I never suffered the click of death as such, but my Zip drives (100 and 250, both SCSI) died in other ways.

Zip 100 drive, and also SyQuest SyJet drive, got to where they would just eject the disk a few seconds after insertion.

Zip 250 disk remained semi-functional after July 2001, the "semi" being that the Zip drive would not recognize a change of cartridge except by rebooting the computer, old directories would be kept.  This happened with Linux, DOS and OS/2 Warp 4, so it was a hardware issue.

I installed FreeDOS to a Zip 250 disk on an old computer (1995): took a bit over five hours because Zip disks are slow: glorified floppies.

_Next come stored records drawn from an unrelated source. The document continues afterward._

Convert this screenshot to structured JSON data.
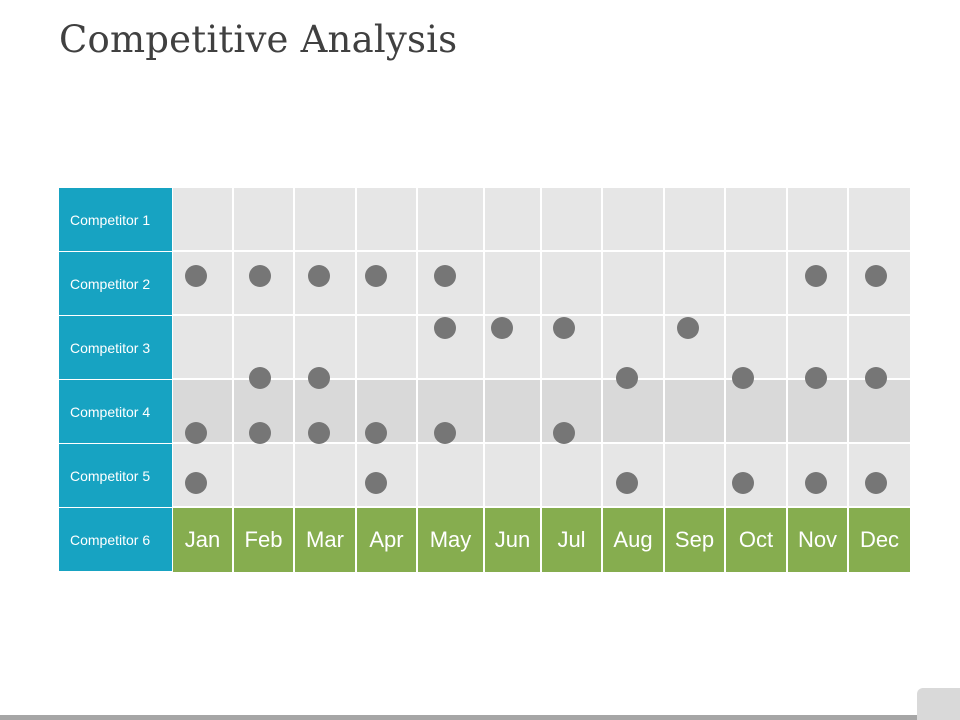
{
  "title": "Competitive Analysis",
  "competitors": [
    "Competitor 1",
    "Competitor 2",
    "Competitor 3",
    "Competitor 4",
    "Competitor 5",
    "Competitor 6"
  ],
  "months": [
    "Jan",
    "Feb",
    "Mar",
    "Apr",
    "May",
    "Jun",
    "Jul",
    "Aug",
    "Sep",
    "Oct",
    "Nov",
    "Dec"
  ],
  "colors": {
    "label_bg": "#17a3c2",
    "month_bg": "#86ad4f",
    "cell_bg": "#e6e6e6",
    "cell_shade": "#d9d9d9",
    "dot": "#767676"
  },
  "markers": [
    {
      "competitor": "Competitor 2",
      "months": [
        "Jan",
        "Feb",
        "Mar",
        "Apr",
        "May",
        "Nov",
        "Dec"
      ]
    },
    {
      "competitor": "Competitor 3",
      "months": [
        "May",
        "Jun",
        "Jul",
        "Sep"
      ]
    },
    {
      "competitor": "Competitor 3/4",
      "months": [
        "Feb",
        "Mar",
        "Aug",
        "Oct",
        "Nov",
        "Dec"
      ]
    },
    {
      "competitor": "Competitor 4",
      "months": [
        "Jan",
        "Feb",
        "Mar",
        "Apr",
        "May",
        "Jul"
      ]
    },
    {
      "competitor": "Competitor 5",
      "months": [
        "Jan",
        "Apr",
        "Aug",
        "Oct",
        "Nov",
        "Dec"
      ]
    }
  ]
}
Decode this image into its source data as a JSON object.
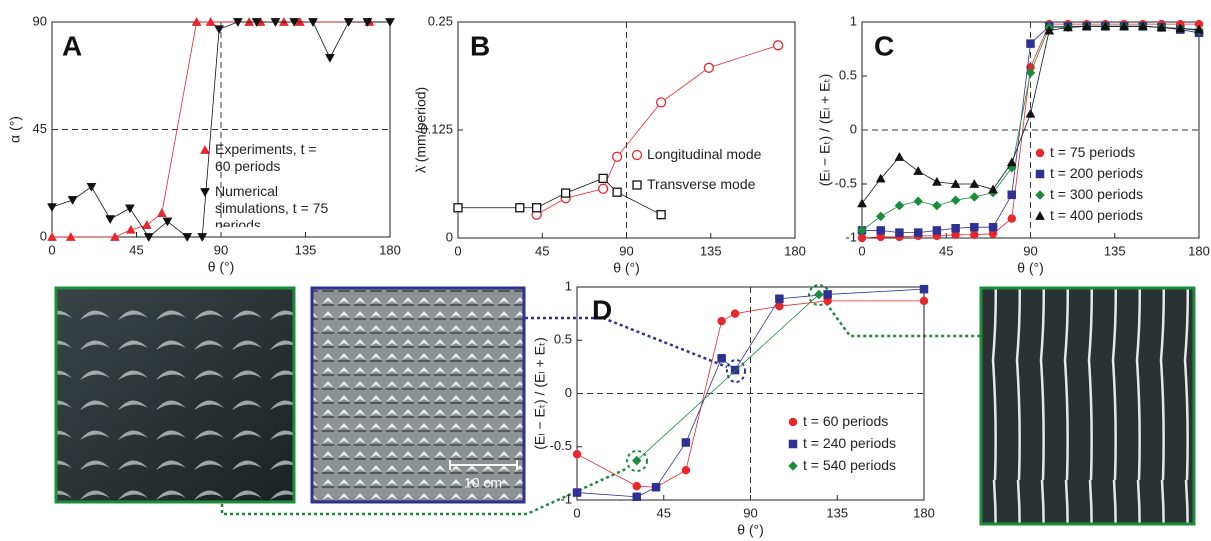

SCSI was Trantor T130B, apparently supported by NetBSD but not FreeBSD >= 3.0.

My last chance to try to install NetBSD 4.0.1 on a Zip 250 was stopped when that old computer wouldn't power up, and with other things going/gone bad, that computer was clearly not worth the time, effort and cost of repair.  So it went to the cyber waste recycling center, including the Zip drives and disks, and the SyJet drive and disks.

I haven't used USB sticks as long as floppies or Iomega Zip, but USB sticks and hard drives look much better so far than Iomega Zip or floppies.

If I ever tried to install FreeBSD 8.x by copying the distribution files to floppies, no way would I be able to get enough good floppy copies with no better than 20% probability of success on each diskette image.

I believe Iomega discontinued the parallel-port Zip drive, subsequently the SCSI Zip drive, and the USB and ATAPI Zip drives were the last to be discontinued.